That's not the half of it; there are planning stories and environmental ones and the extraordinary history of a British retailer moving into Eastern Europe without losing its shirt. And even announcing a push into the United States without having its stock price plummet (the City normally hates to see British retailers setting up in America because they've got 20 years of terrible precedents.)

Tesco is very well run, keeps in constant touch with its market and keeps on moving, doing unglamorous things effectively. Which is why it's one of the few British retailers in the global Big League. Of course, I'm a Waitrose kinda guy, but Tesco is my backstop and I'm often there, feeling demotic. Unconsidered Tesco-bashing makes me positively Thatcherite.

It leads Tesco itself, very cleverly, into advertising that makes it look like 30 years of BBC1. In the years when they were sailing past Sainsbury to the number one spot and courting the middle-class vote, they had Prunella Scales, a familiar PLU kind of actress playing a lower-middley type, like she did in Fawlty Towers. It was delicious double take, mining the same sort of English sentiments as Hyacinth Bucket.

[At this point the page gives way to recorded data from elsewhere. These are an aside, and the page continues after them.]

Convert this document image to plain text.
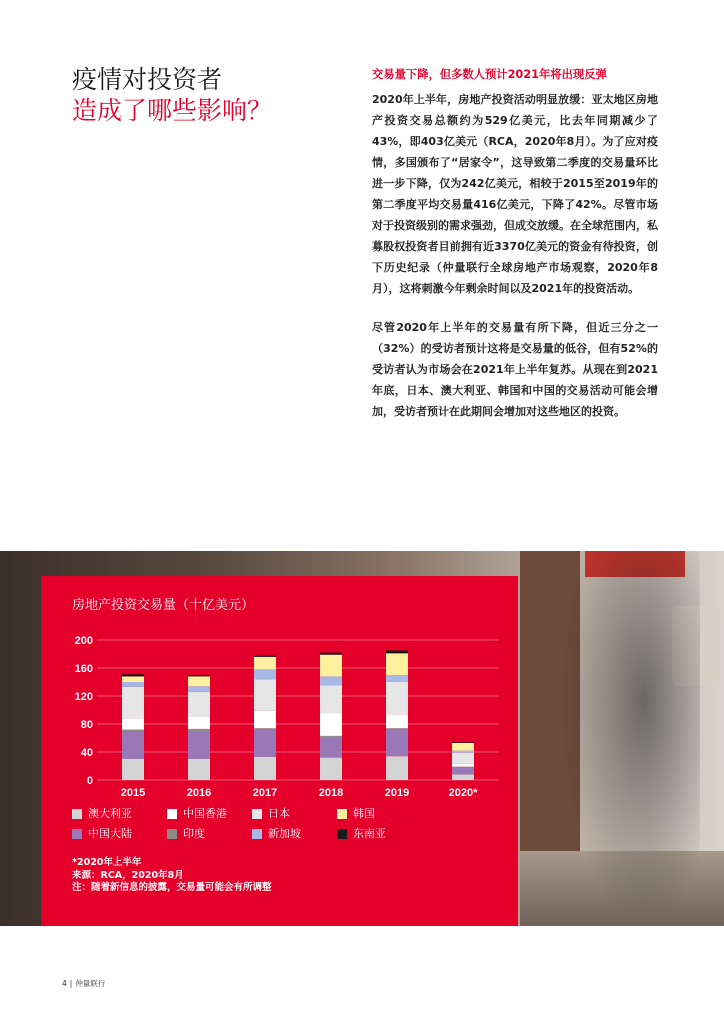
疫情对投资者
造成了哪些影响？
交易量下降，但多数人预计2021年将出现反弹

2020年上半年，房地产投资活动明显放缓：亚太地区房地产投资交易总额约为529亿美元，比去年同期减少了43%，即403亿美元（RCA，2020年8月）。为了应对疫情，多国颁布了“居家令”，这导致第二季度的交易量环比进一步下降，仅为242亿美元，相较于2015至2019年的第二季度平均交易量416亿美元，下降了42%。尽管市场对于投资级别的需求强劲，但成交放缓。在全球范围内，私募股权投资者目前拥有近3370亿美元的资金有待投资，创下历史纪录（仲量联行全球房地产市场观察，2020年8月），这将刺激今年剩余时间以及2021年的投资活动。

尽管2020年上半年的交易量有所下降，但近三分之一（32%）的受访者预计这将是交易量的低谷，但有52%的受访者认为市场会在2021年上半年复苏。从现在到2021年底，日本、澳大利亚、韩国和中国的交易活动可能会增加，受访者预计在此期间会增加对这些地区的投资。

房地产投资交易量（十亿美元）
0
40
80
120
160
200
2015	2016	2017	2018	2019	2020*
澳大利亚	中国香港	日本	韩国
中国大陆	印度	新加坡	东南亚
*2020年上半年
来源：RCA，2020年8月
注：随着新信息的披露，交易量可能会有所调整
4 | 仲量联行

In its new commercial it's got a lorry-load of mostly rather mature television faces. The most reassuring part-of-the-landscape, even borderline National Treasure types, supporting an Environment Lite campaign. It's all about using fewer plastic bags, bringing your own, and - devilish cunning this - getting Clubcard points for it. So Ronnie Corbett puts his shopping in a giant golf caddy, Alan Whicker - the nattiest OAP ever - jams it into a 1970s Samsonite suitcase, Alan Titchmarsh takes a wheelbarrow on the bus and the gorgeous pouting Martine McCutcheon puts her stuff in a brace of chavtastic pink Bond St designer bags. They end up with Paul Daniels pulling a huge fish out of a top hat. The whole thing weaves a roll call of proxies for familiar values - miles cleverer than going for the more direct symbolism of the village and Vaughan Williams style - with a mainstream cause. They haven't even got the decency to get the advertising wrong.